За проворство в работе по настоянию Дуньки Сеньку Сокола перевели в приказчики. Покатилась жизнь проворного парня сытно и гладко. Раздобрел Сенька, песни стали звонче. Никита Демидов учил подручного:

— Всем берешь, парень, и силой и сметкой; одно худо: рука у тебя на битье легкая, крови боишься. Бить надо добро, с оттяжкой, так, чтобы шкура с тела лезла. Вот оно как! Дурость из человека вышибай — легче в работе будет.

— На человека, Демидыч, у меня рука не поднимается! — признался Сокол.

— А ты бей, лень из нерадивого работника выколачивай, — настаивал на своем Никита.

Сокол сопровождал хозяина на курени, — там шел пожог угля. В лесу в землянках маялся народ. Кабальные мужики рубили лесины, складывали в кучи для жжения. Пожог угля требовал терпения. За каждую провинность приказчики и подрядчики били работных батожьем и кнутьями. Раны от грязи червивели, подолгу не заживали. Наемникам-углежогам платили в день пять копеек, из них взимали за кормежку. Голодные, измаянные каторгой, работники дерзили. Люди изнемогали, изорвались, почернели от угля.

— Ну, лешаки, как жизнь? Много угля напасли? — Никита сидел на коне крепко, прямо. Губы сжаты, лоб нахмурен.

У дымящейся кучи, крытой дерном, стояли двое; у одного железная рогатка на шее — провинился. Глядя на хозяина волком, он бойко ответил:

— Хороша тут в лесу жизнь, живем мы не скудно, покупаем хлеб попудно, душу не морим, ничего не варим.

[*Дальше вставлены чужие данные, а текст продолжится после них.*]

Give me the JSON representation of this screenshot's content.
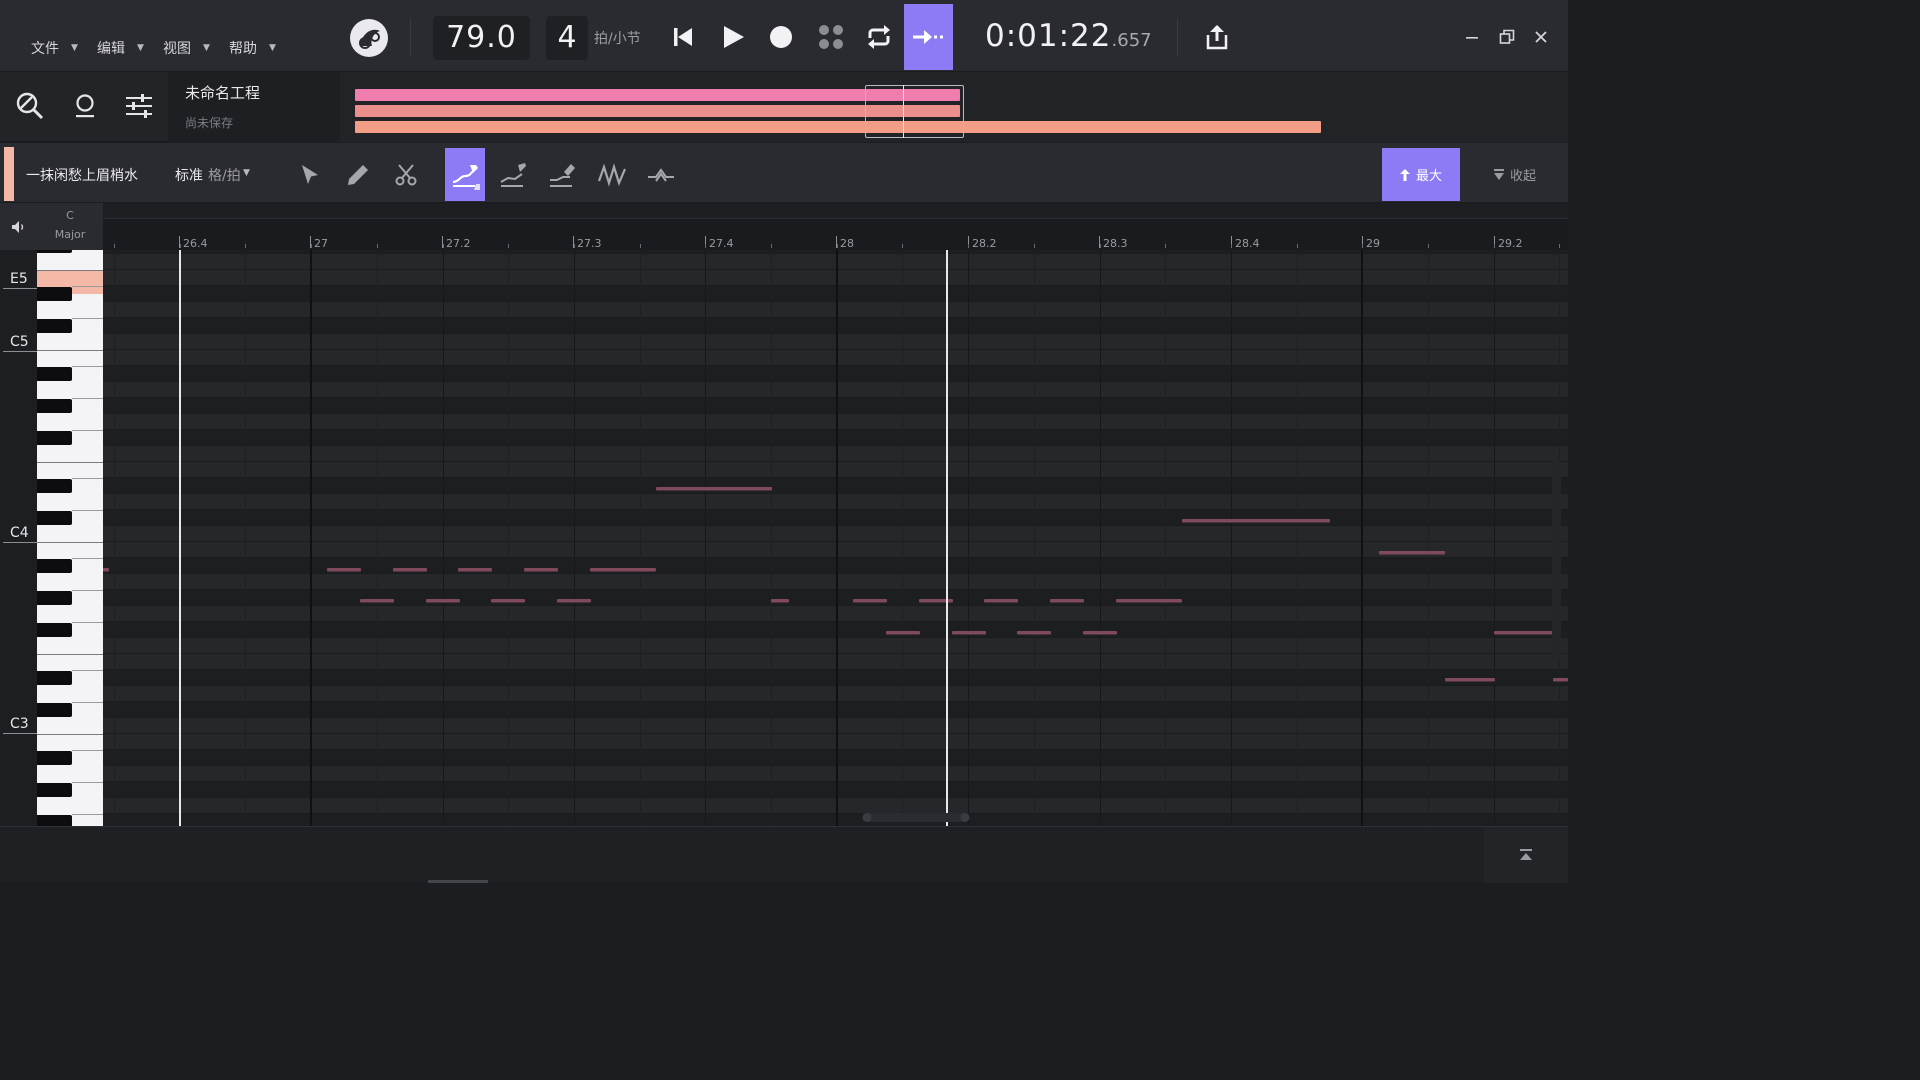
{
  "menu": {
    "file": "文件",
    "edit": "编辑",
    "view": "视图",
    "help": "帮助"
  },
  "transport": {
    "tempo": "79.0",
    "beats": "4",
    "beats_unit": "拍/小节",
    "time_main": "0:01:22",
    "time_ms": ".657"
  },
  "project": {
    "name": "未命名工程",
    "status": "尚未保存"
  },
  "track": {
    "name": "一抹闲愁上眉梢水",
    "quantize_label": "标准",
    "quantize_value": "格/拍",
    "max_label": "最大",
    "collapse_label": "收起",
    "color": "#f4b8a6"
  },
  "key": {
    "root": "C",
    "mode": "Major"
  },
  "keyboard": {
    "labels": [
      "E5",
      "C5",
      "C4",
      "C3"
    ],
    "highlighted_key": "E5"
  },
  "ruler": {
    "labels": [
      "26.4",
      "27",
      "27.2",
      "27.3",
      "27.4",
      "28",
      "28.2",
      "28.3",
      "28.4",
      "29",
      "29.2"
    ]
  },
  "colors": {
    "accent": "#8b7cf6",
    "note": "#7e4a5c",
    "overview_pink": "#ef7eae",
    "overview_salmon": "#f29d86"
  },
  "icons": {
    "logo": "singer-logo-icon",
    "search": "search-icon",
    "mic": "mic-icon",
    "mixer": "mixer-icon",
    "speaker": "speaker-icon"
  }
}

В дерзких словах углежога звучала насмешка. Демидов накрутил на руку повод, конь перебрал копытами. Хозяин сухо спросил:

— Аль одной рогатки мало?

Второй хмуро надвинул на глаза колпак:

— Не привыкать нам, хозяин. Тот тужи, у кого ременны гужи, у нас мочальны — мы стерпим.

На лесинах каркало воронье; лесины раскачивались; ветер приносил приятный запах дымка. У пня, покрывшись рогожей, лежал больной мужик; глаза его были воспалены; он с ненавистью поглядел на заводчика. Демидов со строгим лицом проехал мимо. На просеках работники дерном обкладывали поленья: готовили к пожогу.